Senin, 09 November 2015

Menjaga Satu Kenangan

Entah adakah orang yang akan memilih barang bekas dibanding barang baru jika ditawarkan secara bersamaan? Yang ada, kemungkinan besar, setiap orang akan memilih barang baru. Di perasaan setiap orang lumrahnya, pasti enggan menerima sisa orang lain. Setiap orang berharap menjadi yang pertama dan terakhir dalam memiliki, bukan yang kedua atau selebihnya. Memang manusiawi jika setiap orang ingin memiliki sesuatu secara eksklusif. Ada ranah privasi yang selayaknya tak mendapat campur tangan pihak luar. 

Tapi masalahnya, di dunia yang gandrung pamer, mendapatkan yang pertama untuk sesuatu yang sifatnya privasi, sepertinya sulit. Di masa kini, semuanya serba obral demi mendapatkan penghargaan diri. Bahkan tentang hal yang wajib terjaga. Tak perlu diperinci itu dalam persoalan apa. Kemungkinan juga bisa melebar ke sejumlah aspek. Yang pasti, setiap orang dalam banyak hal menginginkan dan menuntut sesuatu yang eksklusif. Tapi sebaliknya, sering kali dia tak berusaha menjadikan dirinya sesuatu yang eksklusif pula. Setiap orang ingin sesuatu yang baik, namun ia tak mau menjadi baik untuk sesuatu yang dimilikinya nanti. Akhirnya terjadi kepincangan. Ada ruang kekecewaan atau perdebatan nantinya, akibat salah satu pihak merasa tertipu, tidak mendapatkan sesuatu seharga apa yang telah ia korbankan. Terjadilah perpecahan.
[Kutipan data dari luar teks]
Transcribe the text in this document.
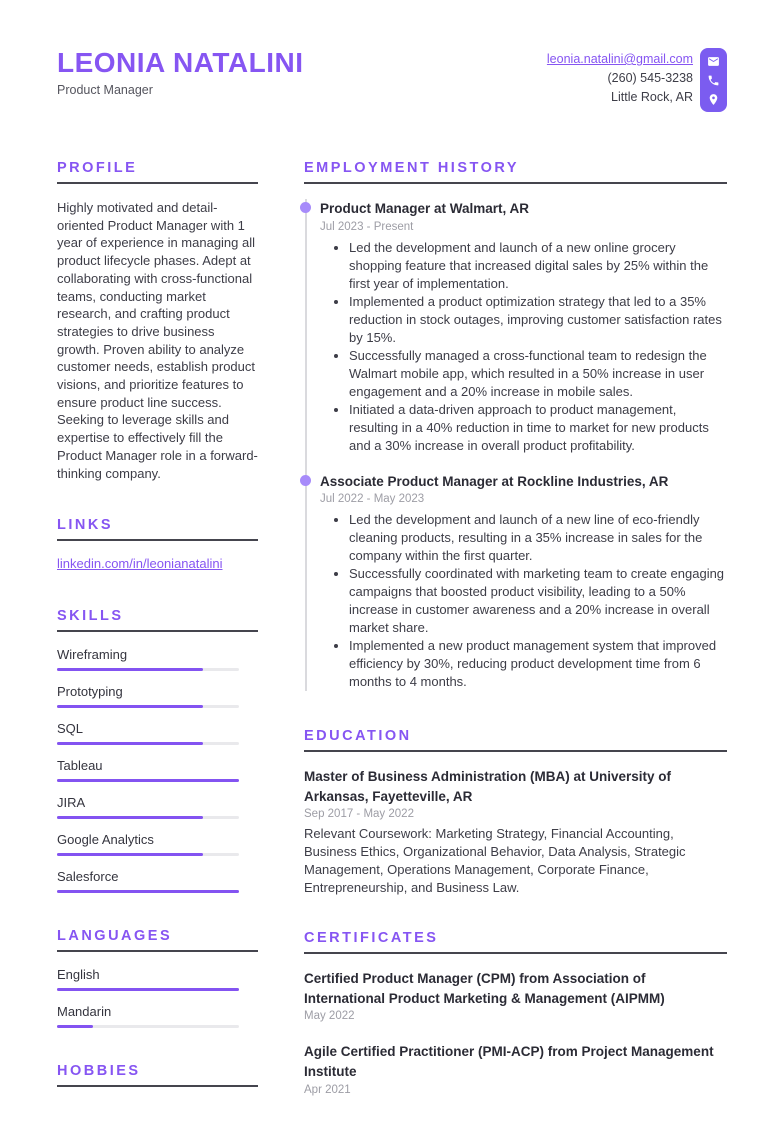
LEONIA NATALINI
Product Manager
leonia.natalini@gmail.com
(260) 545-3238
Little Rock, AR
PROFILE

Highly motivated and detail-oriented Product Manager with 1 year of experience in managing all product lifecycle phases. Adept at collaborating with cross-functional teams, conducting market research, and crafting product strategies to drive business growth. Proven ability to analyze customer needs, establish product visions, and prioritize features to ensure product line success. Seeking to leverage skills and expertise to effectively fill the Product Manager role in a forward-thinking company.

LINKS
linkedin.com/in/leonianatalini
SKILLS
Wireframing
Prototyping
SQL
Tableau
JIRA
Google Analytics
Salesforce
LANGUAGES
English
Mandarin
HOBBIES
EMPLOYMENT HISTORY
Product Manager at Walmart, AR
Jul 2023 - Present
• Led the development and launch of a new online grocery shopping feature that increased digital sales by 25% within the first year of implementation.
• Implemented a product optimization strategy that led to a 35% reduction in stock outages, improving customer satisfaction rates by 15%.
• Successfully managed a cross-functional team to redesign the Walmart mobile app, which resulted in a 50% increase in user engagement and a 20% increase in mobile sales.
• Initiated a data-driven approach to product management, resulting in a 40% reduction in time to market for new products and a 30% increase in overall product profitability.
Associate Product Manager at Rockline Industries, AR
Jul 2022 - May 2023
• Led the development and launch of a new line of eco-friendly cleaning products, resulting in a 35% increase in sales for the company within the first quarter.
• Successfully coordinated with marketing team to create engaging campaigns that boosted product visibility, leading to a 50% increase in customer awareness and a 20% increase in overall market share.
• Implemented a new product management system that improved efficiency by 30%, reducing product development time from 6 months to 4 months.
EDUCATION
Master of Business Administration (MBA) at University of Arkansas, Fayetteville, AR
Sep 2017 - May 2022

Relevant Coursework: Marketing Strategy, Financial Accounting, Business Ethics, Organizational Behavior, Data Analysis, Strategic Management, Operations Management, Corporate Finance, Entrepreneurship, and Business Law.

CERTIFICATES
Certified Product Manager (CPM) from Association of International Product Marketing & Management (AIPMM)
May 2022
Agile Certified Practitioner (PMI-ACP) from Project Management Institute
Apr 2021
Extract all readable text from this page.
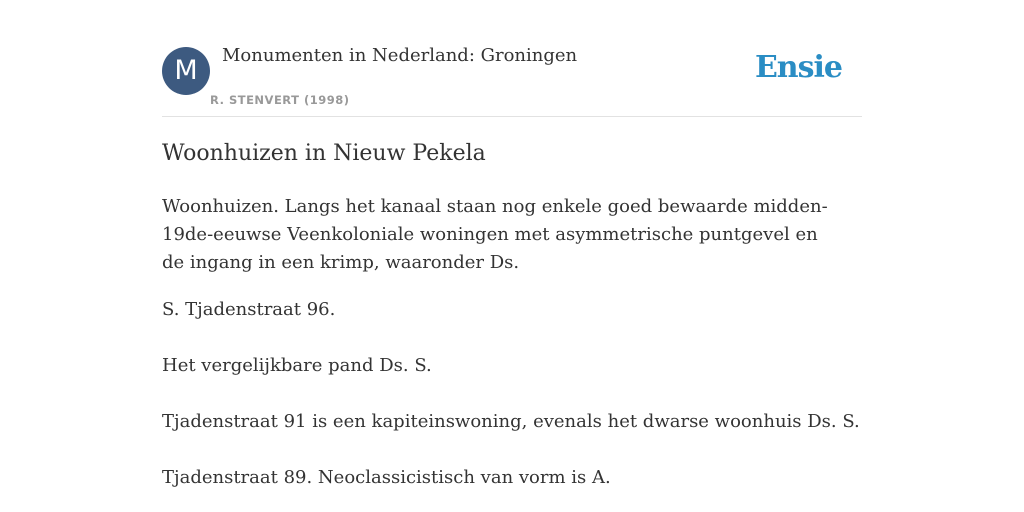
M	Monumenten in Nederland: Groningen
R. STENVERT (1998)
Ensie
Woonhuizen in Nieuw Pekela

Woonhuizen. Langs het kanaal staan nog enkele goed bewaarde midden-19de-eeuwse Veenkoloniale woningen met asymmetrische puntgevel en de ingang in een krimp, waaronder Ds.

S. Tjadenstraat 96.

Het vergelijkbare pand Ds. S.

Tjadenstraat 91 is een kapiteinswoning, evenals het dwarse woonhuis Ds. S.

Tjadenstraat 89. Neoclassicistisch van vorm is A.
Dalam kenyataannya, kita memang bisa menyaksikan seseorang bisa menerima sesuatu yang tak istimewa lagi baginya. Namun, pada tulisan ini, kita berangkat dari anggapan bahwa semua terjadi secara ideal, sebagaimana mestinya manusia biasa. Yaitu keadaan saat seseorang dapat memilih sesuatu yang teruntuk baginya secara istimewa, dia akan memilih itu. Dia memilih dengan ketulusan nurani, bukan karena tipuan, tidak ada pilihan lain, atau bahkan keterpaksaan. Fenomena yang menunjukkan seseorang menerima sesuatu yang telah terjamah tentu didasarkan pada pertimbangan subjektif. Sebab secara naluriah dan objektif, setiap orang ingin yang eksklusif. Ringkasnya, tampil menerima dengan tulus memang mudah ketimbang merasa tulus.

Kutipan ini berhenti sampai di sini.